Haeger's Jane is shy and tongue-tied in glittering company, but she has hidden depths, yearning, adventurous parts of her nature that in her youth are only satisfied by trips to her family's library:

She might be young, but Jane craved escape with spirit and excitement. Stories of kings and queens, during knights, and beautiful princesses captured her. Granted, there was not much of that to be had in John Seymour's musty library, but she had secretly come upon a small volume of The Canterbury Tales, which she kept like spoils beneath her mattress. Theft made the reading of the verses all the more sweet.

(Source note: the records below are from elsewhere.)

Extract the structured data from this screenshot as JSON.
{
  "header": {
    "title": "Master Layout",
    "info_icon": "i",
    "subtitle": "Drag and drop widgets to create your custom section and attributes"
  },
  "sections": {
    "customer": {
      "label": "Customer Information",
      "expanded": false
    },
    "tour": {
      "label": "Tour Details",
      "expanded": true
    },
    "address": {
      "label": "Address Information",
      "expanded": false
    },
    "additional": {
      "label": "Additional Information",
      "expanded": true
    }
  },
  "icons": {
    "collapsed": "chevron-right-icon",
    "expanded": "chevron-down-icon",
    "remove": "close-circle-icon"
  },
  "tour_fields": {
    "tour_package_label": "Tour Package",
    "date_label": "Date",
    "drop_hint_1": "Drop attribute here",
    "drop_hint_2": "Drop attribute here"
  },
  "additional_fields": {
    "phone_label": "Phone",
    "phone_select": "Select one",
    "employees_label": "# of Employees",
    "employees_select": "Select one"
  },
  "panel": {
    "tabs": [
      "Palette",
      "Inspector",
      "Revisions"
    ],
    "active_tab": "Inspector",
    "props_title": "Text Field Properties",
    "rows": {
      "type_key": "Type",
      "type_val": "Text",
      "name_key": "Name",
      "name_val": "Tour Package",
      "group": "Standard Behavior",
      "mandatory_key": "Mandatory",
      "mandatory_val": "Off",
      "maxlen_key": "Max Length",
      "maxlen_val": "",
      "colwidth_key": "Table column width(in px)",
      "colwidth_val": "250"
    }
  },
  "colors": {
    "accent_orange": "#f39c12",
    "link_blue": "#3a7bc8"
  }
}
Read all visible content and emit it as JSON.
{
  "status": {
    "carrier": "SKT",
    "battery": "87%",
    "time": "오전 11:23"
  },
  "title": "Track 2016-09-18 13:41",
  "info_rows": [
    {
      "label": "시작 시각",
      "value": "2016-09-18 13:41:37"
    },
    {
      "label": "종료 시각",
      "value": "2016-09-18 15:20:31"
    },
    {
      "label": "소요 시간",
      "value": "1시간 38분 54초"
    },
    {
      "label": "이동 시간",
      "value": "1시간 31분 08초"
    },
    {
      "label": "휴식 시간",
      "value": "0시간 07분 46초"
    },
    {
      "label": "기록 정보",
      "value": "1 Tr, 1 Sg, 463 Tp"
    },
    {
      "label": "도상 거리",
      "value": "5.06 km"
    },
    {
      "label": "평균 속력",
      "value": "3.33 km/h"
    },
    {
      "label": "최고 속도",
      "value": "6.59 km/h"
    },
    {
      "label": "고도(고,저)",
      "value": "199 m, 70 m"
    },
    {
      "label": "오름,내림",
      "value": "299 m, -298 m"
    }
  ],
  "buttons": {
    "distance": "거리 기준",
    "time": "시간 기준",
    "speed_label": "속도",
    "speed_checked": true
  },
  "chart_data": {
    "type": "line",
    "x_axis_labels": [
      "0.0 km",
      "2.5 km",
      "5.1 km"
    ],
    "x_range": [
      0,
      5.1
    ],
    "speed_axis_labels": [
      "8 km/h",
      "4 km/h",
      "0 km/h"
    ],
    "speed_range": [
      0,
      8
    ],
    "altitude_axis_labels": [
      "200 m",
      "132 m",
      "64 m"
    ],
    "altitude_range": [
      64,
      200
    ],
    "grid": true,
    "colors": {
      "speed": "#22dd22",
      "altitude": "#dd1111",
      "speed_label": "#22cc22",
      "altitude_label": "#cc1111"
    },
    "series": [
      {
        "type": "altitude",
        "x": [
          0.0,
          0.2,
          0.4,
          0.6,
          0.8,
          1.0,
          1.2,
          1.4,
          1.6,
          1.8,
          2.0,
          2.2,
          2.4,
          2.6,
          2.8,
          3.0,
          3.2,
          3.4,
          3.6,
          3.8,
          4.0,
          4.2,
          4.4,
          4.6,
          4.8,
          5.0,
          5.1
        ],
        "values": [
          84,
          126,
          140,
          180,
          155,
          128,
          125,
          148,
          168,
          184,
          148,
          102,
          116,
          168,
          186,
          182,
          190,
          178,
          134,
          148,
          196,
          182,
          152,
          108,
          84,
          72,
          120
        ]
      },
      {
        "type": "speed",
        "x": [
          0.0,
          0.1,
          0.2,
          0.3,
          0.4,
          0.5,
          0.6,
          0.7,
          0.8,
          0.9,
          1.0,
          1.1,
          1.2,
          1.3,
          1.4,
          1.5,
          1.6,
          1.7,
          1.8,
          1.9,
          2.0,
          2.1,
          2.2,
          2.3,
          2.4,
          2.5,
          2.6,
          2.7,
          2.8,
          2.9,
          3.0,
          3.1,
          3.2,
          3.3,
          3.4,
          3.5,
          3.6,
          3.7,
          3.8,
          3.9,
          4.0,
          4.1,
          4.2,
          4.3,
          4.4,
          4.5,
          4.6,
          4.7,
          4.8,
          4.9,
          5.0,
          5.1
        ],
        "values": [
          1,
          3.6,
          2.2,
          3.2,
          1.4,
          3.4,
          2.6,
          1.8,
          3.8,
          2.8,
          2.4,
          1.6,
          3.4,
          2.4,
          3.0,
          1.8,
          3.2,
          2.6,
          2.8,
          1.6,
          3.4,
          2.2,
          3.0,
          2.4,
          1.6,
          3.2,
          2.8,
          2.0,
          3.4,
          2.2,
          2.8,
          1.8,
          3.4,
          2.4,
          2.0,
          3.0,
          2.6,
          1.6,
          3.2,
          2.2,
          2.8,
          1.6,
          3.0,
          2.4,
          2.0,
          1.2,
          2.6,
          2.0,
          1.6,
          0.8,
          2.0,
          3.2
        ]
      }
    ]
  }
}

The real-life, historical Jane Seymour had only hidden shallows, not hidden depths (and even Haeger stops shy of showing us a Jane sitting in a window seat reading "The Wife of Bath's Tale" - such things are almost beyond contemplation), and she would have lanced her own brain with a knitting-pin rather than think the telling mental ripostes Haegar regularly has her think, even in the august presence of her unpredictable dread sovereign:

"The Lord has surely led me to you, Jane. That much I know without doubt. So I trust that His plan for us is as pure and true as what I see in your eyes."She did not say that he already had a wife. Two daughters an a son as well in the Duke of Richmond. She did not say that he barely knew her. It seemed to Jane that God had long ago decided on a plan for King Henry's heart, and that could not possibly include Jane. Still, Katherine was dead and Anne had miscarried a son.

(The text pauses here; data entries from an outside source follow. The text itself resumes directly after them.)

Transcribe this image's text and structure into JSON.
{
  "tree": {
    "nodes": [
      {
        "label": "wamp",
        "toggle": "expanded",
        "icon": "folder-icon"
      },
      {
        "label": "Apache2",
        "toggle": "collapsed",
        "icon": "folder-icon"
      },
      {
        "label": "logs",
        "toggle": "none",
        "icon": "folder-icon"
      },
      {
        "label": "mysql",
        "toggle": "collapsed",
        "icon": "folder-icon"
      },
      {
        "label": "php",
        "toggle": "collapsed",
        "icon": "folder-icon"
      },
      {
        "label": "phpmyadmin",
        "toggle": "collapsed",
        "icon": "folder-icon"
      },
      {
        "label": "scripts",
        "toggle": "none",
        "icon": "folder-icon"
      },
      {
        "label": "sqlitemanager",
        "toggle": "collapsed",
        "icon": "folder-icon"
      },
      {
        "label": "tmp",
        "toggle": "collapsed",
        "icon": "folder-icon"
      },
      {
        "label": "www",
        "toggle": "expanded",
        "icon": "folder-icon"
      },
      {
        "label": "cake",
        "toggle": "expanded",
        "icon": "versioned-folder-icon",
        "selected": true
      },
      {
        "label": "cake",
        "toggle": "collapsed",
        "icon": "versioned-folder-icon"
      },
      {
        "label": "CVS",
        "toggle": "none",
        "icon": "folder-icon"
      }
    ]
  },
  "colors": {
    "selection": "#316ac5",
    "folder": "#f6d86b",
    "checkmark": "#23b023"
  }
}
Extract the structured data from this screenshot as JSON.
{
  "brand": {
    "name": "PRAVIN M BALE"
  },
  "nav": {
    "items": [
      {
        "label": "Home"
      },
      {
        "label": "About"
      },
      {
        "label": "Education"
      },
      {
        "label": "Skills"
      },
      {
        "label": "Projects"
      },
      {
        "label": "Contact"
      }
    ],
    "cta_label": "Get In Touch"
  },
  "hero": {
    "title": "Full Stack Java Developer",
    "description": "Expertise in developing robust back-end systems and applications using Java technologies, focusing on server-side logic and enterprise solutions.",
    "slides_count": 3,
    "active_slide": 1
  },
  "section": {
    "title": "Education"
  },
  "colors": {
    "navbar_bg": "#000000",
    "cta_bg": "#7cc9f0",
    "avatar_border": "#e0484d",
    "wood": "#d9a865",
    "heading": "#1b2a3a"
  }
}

Jane doesn't miscarry: to the huge advancement of her family (and the bottomless gratitude of the king), she delivers a healthy baby boy, the future King Edward VI. I,Jane takes us through all the conflicted passions of this still-mysterious young queen and brings things in good order to October of 1537 at Hampton Court, when Jane Seymour died. She wrests back her own narrative just briefly in the book's final pages, remembering her childhood at the family estate of Wolf Hall, and perhaps more than one reader will find themselves wishing Haeger had somehow found a way to put the whole book in Jane's words and thoughts. No novelist has quite managed it yet - it would be a feat, although perhaps an unreadable one.